Through the first three games, pass defense ranked as one of the Rams’ strengths.
In victories over the Carolina Panthers, New Orleans Saints and Cleveland Browns, the Rams gave up only one touchdown pass.
In the last two games, they were torched for eight.
Last Sunday, Tampa Bay Buccaneers quarterback Jameis Winston passed for four touchdowns, sending the Rams to a 55-40 defeat. Four days later, Seattle Seahawks quarterback Russell Wilson also passed for four touchdowns as the Rams lost their NFC West opener 30-29.
Wilson made several masterful throws — including one to Tyler Lockett in the back corner of the end zone — but both losses also featured long scoring passes to wide-open receivers that contributed to 85 points scored against the defense in the last two games.
“Our confidence isn’t shaken at all after these last two weeks,” safety Eric Weddle said after the game.
Rams coach Sean McVay gave players Friday, Saturday and Sunday off to rest and regroup before reassembling Monday to begin preparations for next Sunday’s game against the San Francisco 49ers at the Coliseum.
The 49ers, who had an open date last week, are 3-0 going into Monday night’s game against the Cleveland Browns.
Third-year 49ers coach Kyle Shanahan finally appears to have the pieces in place for an offense that is averaging 421 yards and 32 points a game.
“Kyle does an excellent job of finding ways to really apply pressure to defenses with the way that he can mix it up in the run-pass balance,” said McVay, who worked with Shanahan on the Washington Redskins staff.
Quarterback Jimmy Garoppolo is completing 69% of his passes, five for touchdowns, with four interceptions. Running back Matt Breida is averaging 5.5 yards per carry, Raheem Mostert 5.9. Tight end George Kittle has a team-best 17 catches.
The Rams will be without one of their most productive defensive players against the 49ers and several games to follow.
After suffering a broken jaw against the Seahawks, linebacker Clay Matthews could be sidelined for at least a month, McVay said Friday.
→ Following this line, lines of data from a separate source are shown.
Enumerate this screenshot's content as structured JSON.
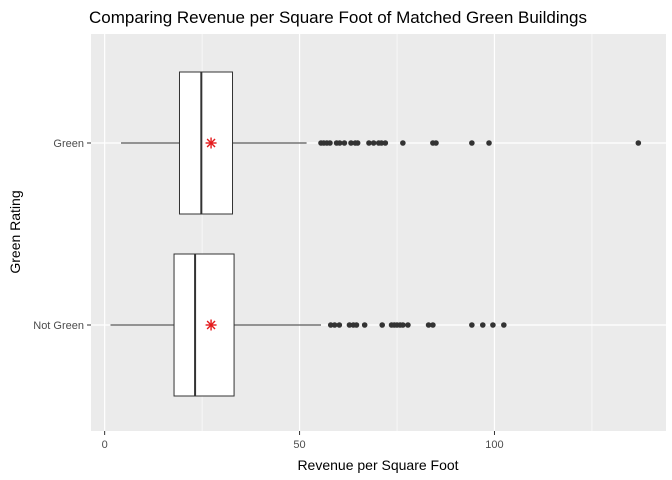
{
  "chart_data": {
    "type": "boxplot",
    "orientation": "horizontal",
    "title": "Comparing Revenue per Square Foot of Matched Green Buildings",
    "xlabel": "Revenue per Square Foot",
    "ylabel": "Green Rating",
    "xlim": [
      -3.5,
      144
    ],
    "x_ticks": [
      0,
      50,
      100
    ],
    "grid": true,
    "legend": "none",
    "colors": {
      "panel": "#ebebeb",
      "grid": "#ffffff",
      "box_fill": "#ffffff",
      "box_line": "#333333",
      "outlier": "#333333",
      "mean_marker": "#e41a1c"
    },
    "categories": [
      "Green",
      "Not Green"
    ],
    "boxes": [
      {
        "category": "Green",
        "whisker_low": 4.2,
        "q1": 19.2,
        "median": 24.8,
        "q3": 32.8,
        "whisker_high": 51.8,
        "mean": 27.3,
        "outliers": [
          55.5,
          56.2,
          57.0,
          57.8,
          59.5,
          60.3,
          61.5,
          63.2,
          64.3,
          64.9,
          67.8,
          69.0,
          70.3,
          71.0,
          72.0,
          76.5,
          84.2,
          85.0,
          94.2,
          98.6,
          136.9
        ]
      },
      {
        "category": "Not Green",
        "whisker_low": 1.5,
        "q1": 17.8,
        "median": 23.2,
        "q3": 33.2,
        "whisker_high": 55.5,
        "mean": 27.3,
        "outliers": [
          58.0,
          59.0,
          60.2,
          62.8,
          63.8,
          64.6,
          66.7,
          71.2,
          73.6,
          74.3,
          75.0,
          75.8,
          76.5,
          77.8,
          83.1,
          84.2,
          94.2,
          97.0,
          99.6,
          102.4
        ]
      }
    ]
  }
}
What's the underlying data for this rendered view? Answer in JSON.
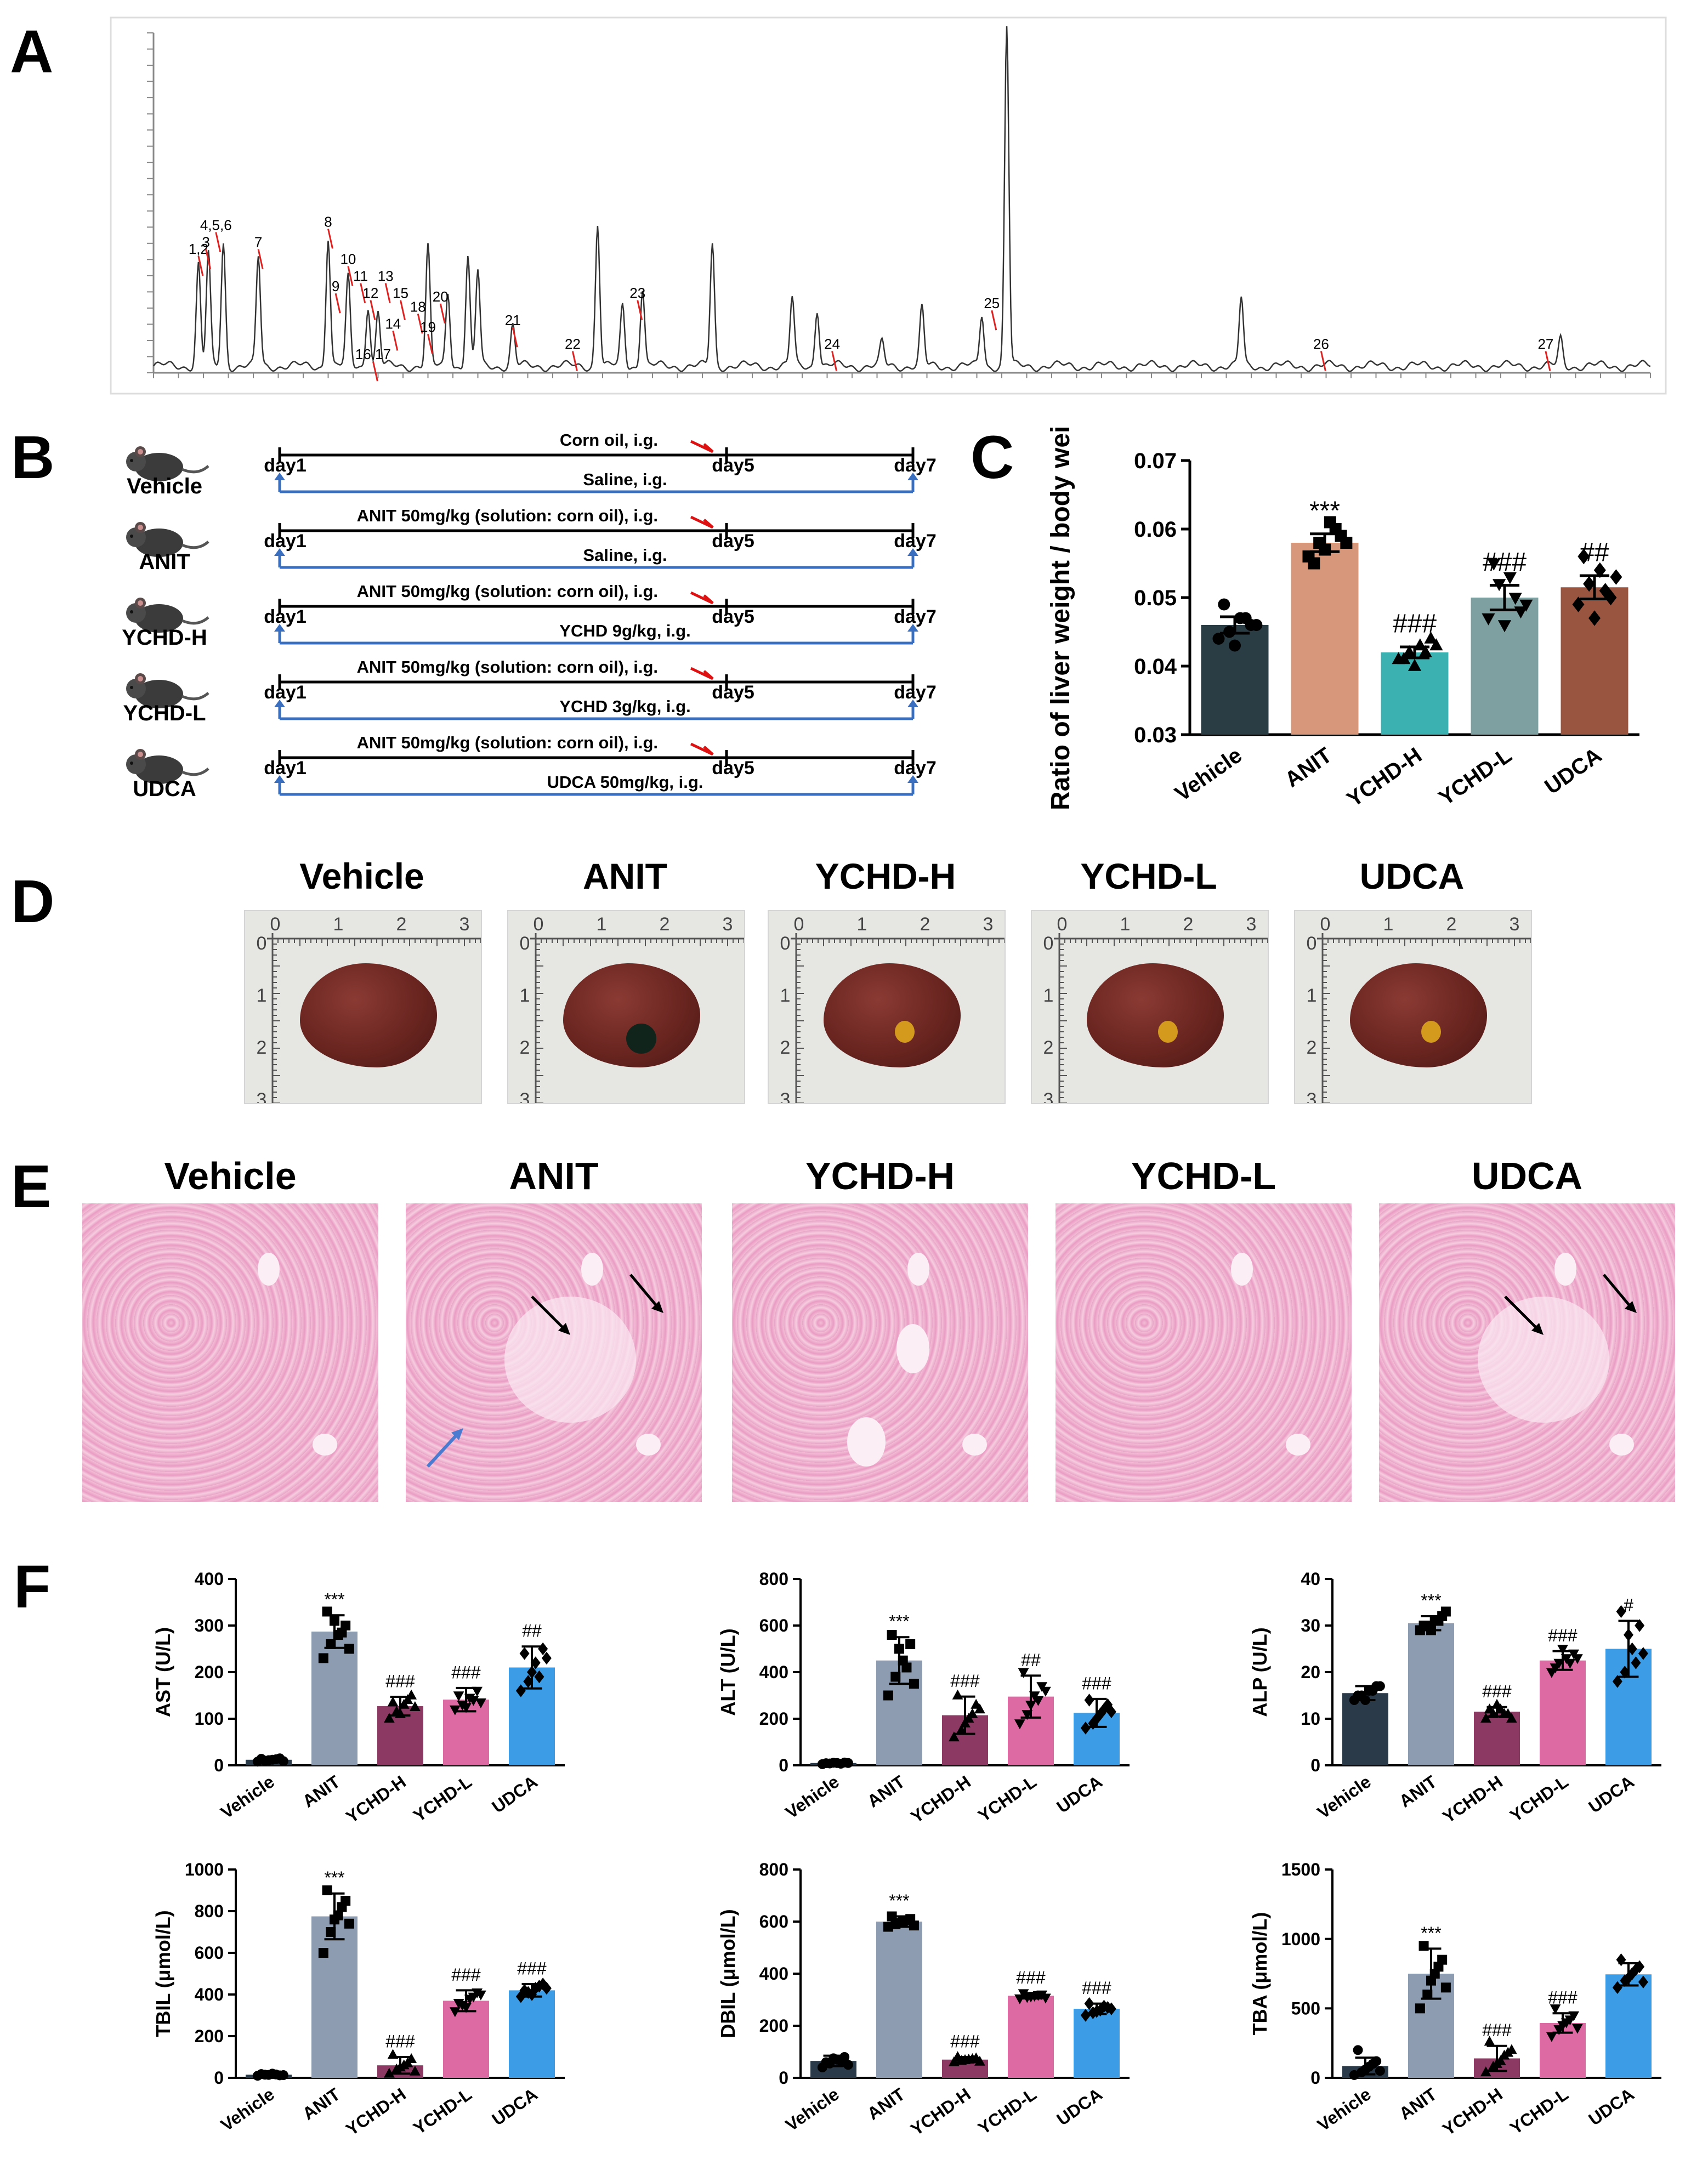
{
  "panels": {
    "A": "A",
    "B": "B",
    "C": "C",
    "D": "D",
    "E": "E",
    "F": "F"
  },
  "colors": {
    "Vehicle": "#2b3d44",
    "ANIT": "#d7977a",
    "YCHD-H": "#3cb1b1",
    "YCHD-L": "#7fa0a0",
    "UDCA": "#9a5540",
    "F_Vehicle": "#2b3a48",
    "F_ANIT": "#8d9cb0",
    "F_YCHD-H": "#8c3a63",
    "F_YCHD-L": "#dd6aa2",
    "F_UDCA": "#3c9ce6"
  },
  "panel_b": {
    "groups": [
      {
        "label": "Vehicle",
        "top_text": "Corn oil, i.g.",
        "bottom_text": "Saline, i.g."
      },
      {
        "label": "ANIT",
        "top_text": "ANIT 50mg/kg (solution: corn oil), i.g.",
        "bottom_text": "Saline, i.g."
      },
      {
        "label": "YCHD-H",
        "top_text": "ANIT 50mg/kg (solution: corn oil), i.g.",
        "bottom_text": "YCHD 9g/kg, i.g."
      },
      {
        "label": "YCHD-L",
        "top_text": "ANIT 50mg/kg (solution: corn oil), i.g.",
        "bottom_text": "YCHD 3g/kg, i.g."
      },
      {
        "label": "UDCA",
        "top_text": "ANIT 50mg/kg (solution: corn oil), i.g.",
        "bottom_text": "UDCA 50mg/kg, i.g."
      }
    ],
    "day_start": "day1",
    "day_mid": "day5",
    "day_end": "day7"
  },
  "panel_d": {
    "titles": [
      "Vehicle",
      "ANIT",
      "YCHD-H",
      "YCHD-L",
      "UDCA"
    ],
    "ruler": [
      "0",
      "1",
      "2",
      "3"
    ]
  },
  "panel_e": {
    "titles": [
      "Vehicle",
      "ANIT",
      "YCHD-H",
      "YCHD-L",
      "UDCA"
    ]
  },
  "chart_data": [
    {
      "id": "A",
      "type": "line",
      "title": "",
      "xlabel": "",
      "ylabel": "",
      "ylim": [
        0,
        1.05
      ],
      "peaks": [
        {
          "t": 0.9,
          "h": 0.3
        },
        {
          "t": 1.1,
          "h": 0.33
        },
        {
          "t": 1.4,
          "h": 0.36
        },
        {
          "t": 2.1,
          "h": 0.32
        },
        {
          "t": 3.5,
          "h": 0.38
        },
        {
          "t": 3.9,
          "h": 0.26
        },
        {
          "t": 4.3,
          "h": 0.18
        },
        {
          "t": 4.5,
          "h": 0.16
        },
        {
          "t": 5.5,
          "h": 0.35
        },
        {
          "t": 5.9,
          "h": 0.22
        },
        {
          "t": 6.3,
          "h": 0.32
        },
        {
          "t": 6.5,
          "h": 0.28
        },
        {
          "t": 7.2,
          "h": 0.12
        },
        {
          "t": 8.9,
          "h": 0.42
        },
        {
          "t": 9.4,
          "h": 0.18
        },
        {
          "t": 9.8,
          "h": 0.23
        },
        {
          "t": 11.2,
          "h": 0.36
        },
        {
          "t": 12.8,
          "h": 0.2
        },
        {
          "t": 13.3,
          "h": 0.17
        },
        {
          "t": 14.6,
          "h": 0.07
        },
        {
          "t": 15.4,
          "h": 0.17
        },
        {
          "t": 16.6,
          "h": 0.15
        },
        {
          "t": 17.1,
          "h": 1.0
        },
        {
          "t": 21.8,
          "h": 0.2
        },
        {
          "t": 28.2,
          "h": 0.08
        }
      ],
      "peak_labels": [
        {
          "label": "1,2",
          "t": 0.9,
          "h": 0.35
        },
        {
          "label": "3",
          "t": 1.05,
          "h": 0.37
        },
        {
          "label": "4,5,6",
          "t": 1.25,
          "h": 0.42
        },
        {
          "label": "7",
          "t": 2.1,
          "h": 0.37
        },
        {
          "label": "8",
          "t": 3.5,
          "h": 0.43
        },
        {
          "label": "9",
          "t": 3.65,
          "h": 0.24
        },
        {
          "label": "10",
          "t": 3.9,
          "h": 0.32
        },
        {
          "label": "11",
          "t": 4.15,
          "h": 0.27
        },
        {
          "label": "12",
          "t": 4.35,
          "h": 0.22
        },
        {
          "label": "13",
          "t": 4.65,
          "h": 0.27
        },
        {
          "label": "14",
          "t": 4.8,
          "h": 0.13
        },
        {
          "label": "15",
          "t": 4.95,
          "h": 0.22
        },
        {
          "label": "16,17",
          "t": 4.4,
          "h": 0.04
        },
        {
          "label": "18",
          "t": 5.3,
          "h": 0.18
        },
        {
          "label": "19",
          "t": 5.5,
          "h": 0.12
        },
        {
          "label": "20",
          "t": 5.75,
          "h": 0.21
        },
        {
          "label": "21",
          "t": 7.2,
          "h": 0.14
        },
        {
          "label": "22",
          "t": 8.4,
          "h": 0.07
        },
        {
          "label": "23",
          "t": 9.7,
          "h": 0.22
        },
        {
          "label": "24",
          "t": 13.6,
          "h": 0.07
        },
        {
          "label": "25",
          "t": 16.8,
          "h": 0.19
        },
        {
          "label": "26",
          "t": 23.4,
          "h": 0.07
        },
        {
          "label": "27",
          "t": 27.9,
          "h": 0.07
        }
      ]
    },
    {
      "id": "C",
      "type": "bar",
      "title": "",
      "ylabel": "Ratio of liver weight / body weight",
      "ylim": [
        0.03,
        0.07
      ],
      "yticks": [
        "0.03",
        "0.04",
        "0.05",
        "0.06",
        "0.07"
      ],
      "categories": [
        "Vehicle",
        "ANIT",
        "YCHD-H",
        "YCHD-L",
        "UDCA"
      ],
      "values": [
        0.046,
        0.058,
        0.042,
        0.05,
        0.0515
      ],
      "errors": [
        0.0012,
        0.0013,
        0.0008,
        0.0018,
        0.0017
      ],
      "annotations": [
        "",
        "***",
        "###",
        "###",
        "##"
      ],
      "points": [
        [
          0.044,
          0.045,
          0.047,
          0.046,
          0.049,
          0.043,
          0.047,
          0.046
        ],
        [
          0.056,
          0.058,
          0.061,
          0.059,
          0.055,
          0.057,
          0.06,
          0.058
        ],
        [
          0.041,
          0.042,
          0.043,
          0.044,
          0.041,
          0.04,
          0.042,
          0.043
        ],
        [
          0.047,
          0.052,
          0.053,
          0.048,
          0.055,
          0.046,
          0.05,
          0.049
        ],
        [
          0.049,
          0.052,
          0.054,
          0.05,
          0.056,
          0.047,
          0.051,
          0.053
        ]
      ]
    },
    {
      "id": "AST",
      "type": "bar",
      "ylabel": "AST (U/L)",
      "ylim": [
        0,
        400
      ],
      "yticks": [
        "0",
        "100",
        "200",
        "300",
        "400"
      ],
      "categories": [
        "Vehicle",
        "ANIT",
        "YCHD-H",
        "YCHD-L",
        "UDCA"
      ],
      "values": [
        12,
        287,
        127,
        141,
        210
      ],
      "errors": [
        4,
        35,
        20,
        25,
        45
      ],
      "annotations": [
        "",
        "***",
        "###",
        "###",
        "##"
      ],
      "points": [
        [
          8,
          10,
          12,
          15,
          14,
          11,
          13,
          9
        ],
        [
          230,
          260,
          280,
          300,
          330,
          310,
          285,
          250
        ],
        [
          100,
          115,
          130,
          150,
          135,
          110,
          140,
          125
        ],
        [
          120,
          130,
          145,
          160,
          150,
          125,
          140,
          135
        ],
        [
          160,
          180,
          220,
          250,
          240,
          200,
          190,
          230
        ]
      ]
    },
    {
      "id": "ALT",
      "type": "bar",
      "ylabel": "ALT (U/L)",
      "ylim": [
        0,
        800
      ],
      "yticks": [
        "0",
        "200",
        "400",
        "600",
        "800"
      ],
      "categories": [
        "Vehicle",
        "ANIT",
        "YCHD-H",
        "YCHD-L",
        "UDCA"
      ],
      "values": [
        10,
        450,
        215,
        295,
        225
      ],
      "errors": [
        5,
        100,
        80,
        90,
        60
      ],
      "annotations": [
        "",
        "***",
        "###",
        "##",
        "###"
      ],
      "points": [
        [
          5,
          8,
          10,
          12,
          9,
          11,
          7,
          10
        ],
        [
          300,
          380,
          450,
          520,
          560,
          500,
          420,
          350
        ],
        [
          120,
          150,
          200,
          260,
          300,
          180,
          220,
          240
        ],
        [
          180,
          220,
          300,
          340,
          400,
          260,
          280,
          320
        ],
        [
          160,
          180,
          220,
          260,
          280,
          200,
          240,
          230
        ]
      ]
    },
    {
      "id": "ALP",
      "type": "bar",
      "ylabel": "ALP (U/L)",
      "ylim": [
        0,
        40
      ],
      "yticks": [
        "0",
        "10",
        "20",
        "30",
        "40"
      ],
      "categories": [
        "Vehicle",
        "ANIT",
        "YCHD-H",
        "YCHD-L",
        "UDCA"
      ],
      "values": [
        15.5,
        30.5,
        11.5,
        22.5,
        25
      ],
      "errors": [
        1.5,
        1.5,
        1,
        2,
        6
      ],
      "annotations": [
        "",
        "***",
        "###",
        "###",
        "#"
      ],
      "points": [
        [
          14,
          15,
          16,
          17,
          15,
          14,
          16,
          17
        ],
        [
          29,
          30,
          31,
          32,
          30,
          29,
          31,
          33
        ],
        [
          10,
          11,
          12,
          11,
          12,
          13,
          11,
          10
        ],
        [
          20,
          22,
          23,
          24,
          21,
          25,
          22,
          23
        ],
        [
          18,
          20,
          25,
          30,
          33,
          28,
          22,
          24
        ]
      ]
    },
    {
      "id": "TBIL",
      "type": "bar",
      "ylabel": "TBIL (μmol/L)",
      "ylim": [
        0,
        1000
      ],
      "yticks": [
        "0",
        "200",
        "400",
        "600",
        "800",
        "1000"
      ],
      "categories": [
        "Vehicle",
        "ANIT",
        "YCHD-H",
        "YCHD-L",
        "UDCA"
      ],
      "values": [
        15,
        775,
        60,
        370,
        420
      ],
      "errors": [
        5,
        110,
        40,
        50,
        30
      ],
      "annotations": [
        "",
        "***",
        "###",
        "###",
        "###"
      ],
      "points": [
        [
          10,
          15,
          20,
          12,
          18,
          14,
          16,
          13
        ],
        [
          600,
          700,
          780,
          850,
          900,
          760,
          820,
          740
        ],
        [
          20,
          40,
          60,
          90,
          110,
          50,
          70,
          30
        ],
        [
          320,
          350,
          380,
          410,
          360,
          340,
          390,
          400
        ],
        [
          390,
          410,
          430,
          450,
          420,
          400,
          440,
          430
        ]
      ]
    },
    {
      "id": "DBIL",
      "type": "bar",
      "ylabel": "DBIL (μmol/L)",
      "ylim": [
        0,
        800
      ],
      "yticks": [
        "0",
        "200",
        "400",
        "600",
        "800"
      ],
      "categories": [
        "Vehicle",
        "ANIT",
        "YCHD-H",
        "YCHD-L",
        "UDCA"
      ],
      "values": [
        65,
        600,
        70,
        315,
        265
      ],
      "errors": [
        20,
        20,
        10,
        10,
        20
      ],
      "annotations": [
        "",
        "***",
        "###",
        "###",
        "###"
      ],
      "points": [
        [
          40,
          55,
          70,
          80,
          60,
          75,
          65,
          50
        ],
        [
          580,
          590,
          600,
          610,
          620,
          595,
          605,
          585
        ],
        [
          60,
          65,
          70,
          75,
          80,
          68,
          72,
          62
        ],
        [
          305,
          310,
          315,
          320,
          325,
          312,
          318,
          308
        ],
        [
          240,
          250,
          260,
          270,
          285,
          255,
          275,
          265
        ]
      ]
    },
    {
      "id": "TBA",
      "type": "bar",
      "ylabel": "TBA (μmol/L)",
      "ylim": [
        0,
        1500
      ],
      "yticks": [
        "0",
        "500",
        "1000",
        "1500"
      ],
      "categories": [
        "Vehicle",
        "ANIT",
        "YCHD-H",
        "YCHD-L",
        "UDCA"
      ],
      "values": [
        85,
        750,
        140,
        395,
        745
      ],
      "errors": [
        60,
        180,
        90,
        70,
        80
      ],
      "annotations": [
        "",
        "***",
        "###",
        "###",
        ""
      ],
      "points": [
        [
          20,
          40,
          80,
          120,
          200,
          60,
          100,
          50
        ],
        [
          500,
          600,
          750,
          850,
          950,
          700,
          800,
          650
        ],
        [
          40,
          80,
          120,
          180,
          260,
          100,
          160,
          200
        ],
        [
          300,
          350,
          400,
          450,
          500,
          380,
          420,
          360
        ],
        [
          650,
          700,
          750,
          800,
          850,
          720,
          780,
          690
        ]
      ]
    }
  ]
}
Matthews has a team-leading six sacks.
Matthews’ absence could put more pressure on a secondary that has recently experienced breakdowns that resulted in long touchdowns.
Among Winston’s scoring passes was a 67-yard strike to receiver Mike Evans. Wilson launched a 40-yard touchdown pass to receiver DK Metcalf.
Both receivers got behind Rams cornerback Marcus Peters on the scoring plays.
Peters, who returned an interception for a touchdown against the Buccaneers, was evaluated for a concussion and was not made available to reporters after that game. The NFL this week fined Buccaneers lineman Donovan Smith $28,075 for unnecessary roughness for his hit on Peters as he crossed the goal line, a person with knowledge of the situation said.
Peters declined to be interviewed after the loss to the Seahawks.
Last week, defensive coordinator Wade Phillips placed the blame on himself for the coverage call on Winston’s touchdown pass to Evans. On Thursday, Weddle indicated that he, not Peters, was to blame for Metcalf’s touchdown, and McVay said Friday that Peters was not at fault.
“In a lot of instances, when you look at the defensive backfield — very similar sometimes to the offensive line play — once there’s really a clear-cut understanding of exactly what the intent of what we’re trying to get done or how a certain things play out and what’s supposed to occur, I think it can get a little bit misleading,” McVay said.
The Rams used a third-round pick to select running back Darrell Henderson in last April’s draft, ostensibly to give McVay a different kind of weapon to complement Todd Gurley and Malcolm Brown.
In the opener against the Carolina Panthers, Henderson played two snaps on offense, carrying the ball once for no gain.
He has not played on offense since.
Henderson was in for nine special teams plays against the Buccaneers and one against the Seahawks.
“That’s one of those things that we’re going to look at and are evaluating,” McVay said when asked about Henderson’s lack of playing time on offense. “It’s our job and it’s my job to make sure we find a way to continue to develop him and give him an opportunity, because I think he is a guy who can help us whether it’s immediately or whether it’s later on in the season.
“He’s done a nice job, it’s really just kind of that ultimate deal of figuring out, ‘All right, how do you get him with the amount of guys involved that you feel like are deserving touches?’ That’s a positive problem for us, but that’s something that I think you could expect us to see trying to find creative ways to maybe get him going a little bit.”